The military industrial complex’s Cold War defense apparatus was the means by which the transition to the future technocracy would come about.  In this regard, the Atlanticist establishment’s goals of mass depopulation, mouthed through operations like Planned Parenthood, are part of the same agenda as the Cold War tech and arms race.  Thus, with families like the Rockefellers, entities like Hollywood, the CIA, Hughes Corporation and Planned Parenthood all find common ground and interconnect.
This is why at the end of the film, a paranoid Hughes fears intelligence agents have infiltrated his company, and Scorcese leaves us with the open interpretation of whether these agents were real or a figment of Hughes’ imagination.  Given Hughes’ mysterious 1970 “disappearance,” some have concluded he was kidnapped by the Agency due to fears of his psychological issues resulting in leaks.
I was reminded of A Beautiful Mind, where the figure of John Nash is portrayed as a paranoid schizophrenic working in some capacity for this same establishment.  However, in Nash’s case, he too had deep state connections that may have justified his paranoia.  Perhaps Hughes was justified in his paranoia, given the intimately details of secret plans he had, but the curiosities do not end there.  The occult comes into play with the figure of Crowleyan figure Jack Parsons, who worked for Hughes.  Parsons is famous for inventing the jet-propulsion engine, which Scorcese has Hughes reference towards the close of the film, deeming rockets the “future.”  Hughes was thus intimately aware of the esoteric and occultic principles Parsons based his rockets on, including a desert ritual attempting to invoke the Antichrist known as the Babalon Working.
Another neat tidbit worth considering is that Orson Welles’ Citizen Kane was originally intended to center around Hughes, and not William Randolph Hearst.  Welles, however, did include a section of his masterful F for Fake on the hoaxed biography of Hughes by Clifford Irving, adding more mystery to the mix.  For readers interested in more details about Hughes and his deep state connections, my primary source was Levenda’s Sinister Forces, Volume II, pages 74-80, but I’m sure much more could be dug up.
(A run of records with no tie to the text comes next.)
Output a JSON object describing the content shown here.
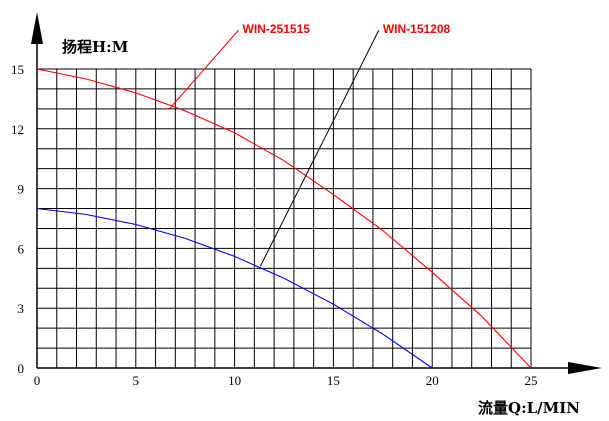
{
  "chart_data": {
    "type": "line",
    "ylabel": "扬程H:M",
    "xlabel": "流量Q:L/MIN",
    "xlim": [
      0,
      25
    ],
    "ylim": [
      0,
      15
    ],
    "x_ticks": [
      0,
      5,
      10,
      15,
      20,
      25
    ],
    "y_ticks": [
      0,
      3,
      6,
      9,
      12,
      15
    ],
    "grid": true,
    "series": [
      {
        "name": "WIN-251515",
        "color": "#ff0000",
        "x": [
          0,
          2.5,
          5,
          7.5,
          10,
          12.5,
          15,
          17.5,
          20,
          22.5,
          25
        ],
        "y": [
          15.0,
          14.5,
          13.8,
          12.9,
          11.8,
          10.4,
          8.7,
          6.9,
          4.8,
          2.6,
          0
        ]
      },
      {
        "name": "WIN-151208",
        "color": "#0000ff",
        "x": [
          0,
          2.5,
          5,
          7.5,
          10,
          12.5,
          15,
          17.5,
          20
        ],
        "y": [
          8.0,
          7.7,
          7.2,
          6.5,
          5.6,
          4.5,
          3.2,
          1.7,
          0
        ]
      }
    ],
    "annotations": [
      {
        "text": "WIN-251515",
        "color": "#ff0000",
        "target": [
          6.7,
          13.0
        ],
        "label_at": [
          10.2,
          17.1
        ]
      },
      {
        "text": "WIN-151208",
        "color": "#000000",
        "target": [
          11.3,
          5.1
        ],
        "label_at": [
          17.3,
          17.1
        ]
      }
    ]
  }
}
Regardless, Hughes is emblematic of the intelligent, hard-working driven country guy who fell into the ranks of the establishment, only to find his life ruined.  This is not to say he was a pure victim, but the contradictions and paradoxes around Howard Hughes are like the contradictions and paradoxes of America itself – like a sincere child that signs onto a dark establishment with nefarious ends, and signing on to evil always results in self-destruction.  Scorcese’s film is an accurate depiction of that paradox, and hints at all the connections I’ve outlined above.